Des "interventions ratées", cela paraît insensé et pourtant ce policier n’est pas le seul à le dire. Sous couvert d'anonymat, l’un des plus hauts fonctionnaires du ministère de l’Intérieur nous l’a confirmé : avec une telle mobilisation contre le terrorisme, il est devenu presque impossible de faire de la police de proximité : "Après les attentats de janvier, nous avons levé le pied sur les contrôles routiers. On ne se déplace plus également pour des tapages nocturnes en région parisienne. Peut-être que les gendarmes le font encore mais nous, nous n'en avons plus les moyens. Le manque d'effectifs est une réalité que l'on ne peut pas nier ", dit-il.
Embauches
Il y a pourtant eu plus de mille postes créés dans la police pour faire face à la menace terroriste. Seulement, il va falloir attendre près de deux ans avant que les jeunes recrues sortent de l’école de police.

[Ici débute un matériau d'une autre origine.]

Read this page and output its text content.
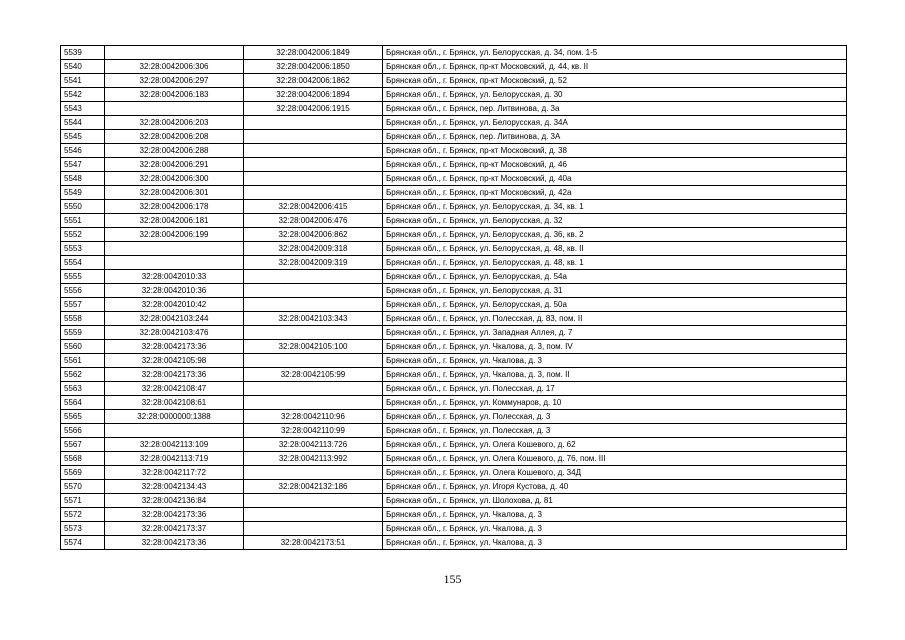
5539		32:28:0042006:1849	Брянская обл., г. Брянск, ул. Белорусская, д. 34, пом. 1-5
5540	32:28:0042006:306	32:28:0042006:1850	Брянская обл., г. Брянск, пр-кт Московский, д. 44, кв. II
5541	32:28:0042006:297	32:28:0042006:1862	Брянская обл., г. Брянск, пр-кт Московский, д. 52
5542	32:28:0042006:183	32:28:0042006:1894	Брянская обл., г. Брянск, ул. Белорусская, д. 30
5543		32:28:0042006:1915	Брянская обл., г. Брянск, пер. Литвинова, д. 3а
5544	32:28:0042006:203		Брянская обл., г. Брянск, ул. Белорусская, д. 34А
5545	32:28:0042006:208		Брянская обл., г. Брянск, пер. Литвинова, д. 3А
5546	32:28:0042006:288		Брянская обл., г. Брянск, пр-кт Московский, д. 38
5547	32:28:0042006:291		Брянская обл., г. Брянск, пр-кт Московский, д. 46
5548	32:28:0042006:300		Брянская обл., г. Брянск, пр-кт Московский, д. 40а
5549	32:28:0042006:301		Брянская обл., г. Брянск, пр-кт Московский, д. 42а
5550	32:28:0042006:178	32:28:0042006:415	Брянская обл., г. Брянск, ул. Белорусская, д. 34, кв. 1
5551	32:28:0042006:181	32:28:0042006:476	Брянская обл., г. Брянск, ул. Белорусская, д. 32
5552	32:28:0042006:199	32:28:0042006:862	Брянская обл., г. Брянск, ул. Белорусская, д. 36, кв. 2
5553		32:28:0042009:318	Брянская обл., г. Брянск, ул. Белорусская, д. 48, кв. II
5554		32:28:0042009:319	Брянская обл., г. Брянск, ул. Белорусская, д. 48, кв. 1
5555	32:28:0042010:33		Брянская обл., г. Брянск, ул. Белорусская, д. 54а
5556	32:28:0042010:36		Брянская обл., г. Брянск, ул. Белорусская, д. 31
5557	32:28:0042010:42		Брянская обл., г. Брянск, ул. Белорусская, д. 50а
5558	32:28:0042103:244	32:28:0042103:343	Брянская обл., г. Брянск, ул. Полесская, д. 83, пом. II
5559	32:28:0042103:476		Брянская обл., г. Брянск, ул. Западная Аллея, д. 7
5560	32:28:0042173:36	32:28:0042105:100	Брянская обл., г. Брянск, ул. Чкалова, д. 3, пом. IV
5561	32:28:0042105:98		Брянская обл., г. Брянск, ул. Чкалова, д. 3
5562	32:28:0042173:36	32:28:0042105:99	Брянская обл., г. Брянск, ул. Чкалова, д. 3, пом. II
5563	32:28:0042108:47		Брянская обл., г. Брянск, ул. Полесская, д. 17
5564	32:28:0042108:61		Брянская обл., г. Брянск, ул. Коммунаров, д. 10
5565	32:28:0000000:1388	32:28:0042110:96	Брянская обл., г. Брянск, ул. Полесская, д. 3
5566		32:28:0042110:99	Брянская обл., г. Брянск, ул. Полесская, д. 3
5567	32:28:0042113:109	32:28:0042113:726	Брянская обл., г. Брянск, ул. Олега Кошевого, д. 62
5568	32:28:0042113:719	32:28:0042113:992	Брянская обл., г. Брянск, ул. Олега Кошевого, д. 76, пом. III
5569	32:28:0042117:72		Брянская обл., г. Брянск, ул. Олега Кошевого, д. 34Д
5570	32:28:0042134:43	32:28:0042132:186	Брянская обл., г. Брянск, ул. Игоря Кустова, д. 40
5571	32:28:0042136:84		Брянская обл., г. Брянск, ул. Шолохова, д. 81
5572	32:28:0042173:36		Брянская обл., г. Брянск, ул. Чкалова, д. 3
5573	32:28:0042173:37		Брянская обл., г. Брянск, ул. Чкалова, д. 3
5574	32:28:0042173:36	32:28:0042173:51	Брянская обл., г. Брянск, ул. Чкалова, д. 3
155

Ensuite, cet effort consenti ne suffira pas à compenser les 13.000 postes perdus par la police et la gendarmerie sous Nicolas Sarkozy.
"Si demain on enlève des points statiques devant une école confessionnelle et qu'on a un massacre dans une école, on reprochera au ministre de l'Intérieur d'avoir changé de dispositif "
Quelles solutions peuvent être envisagées pour soulager les forces de l'ordre ? Une majorité des policiers demande l’abandon de ce qu’ils appellent les tâches indues, comme le transfert de détenus ou la surveillance des prisonniers à l'hôpital. D’autres fonctionnaires vont plus loin en réclamant un allègement des missions Vigipirate. Des missions qui n'étaient pas censées durer. Patrice Ribeiro est le secrétaire général de synergie Officiers : "Lorsqu'on a un gilet pare-balles et qu'on passe sa journée devant une synagogue ou une école et qu'on a l'impression de ne servir à rien, c'est un peu compliqué. Donc il faut convaincre nos interlocuteurs de la nécessité de changer de dispositif mais il y a un aspect politique qui est très difficile à assumer parce que si demain on enlève des points statiques devant une école confessionnelle et qu'on a un massacre dans une école, on reprochera au ministre de l'Intérieur d'avoir changé de dispositif ".
Sécurité privée
Face à la réalité, les policiers sont devenus pragmatiques. Ils sont de moins en moins hostiles à l’idée d’abandonner de nombreuses missions au secteur de la sécurité privée. Un discours encore inimaginable il y a quelques années.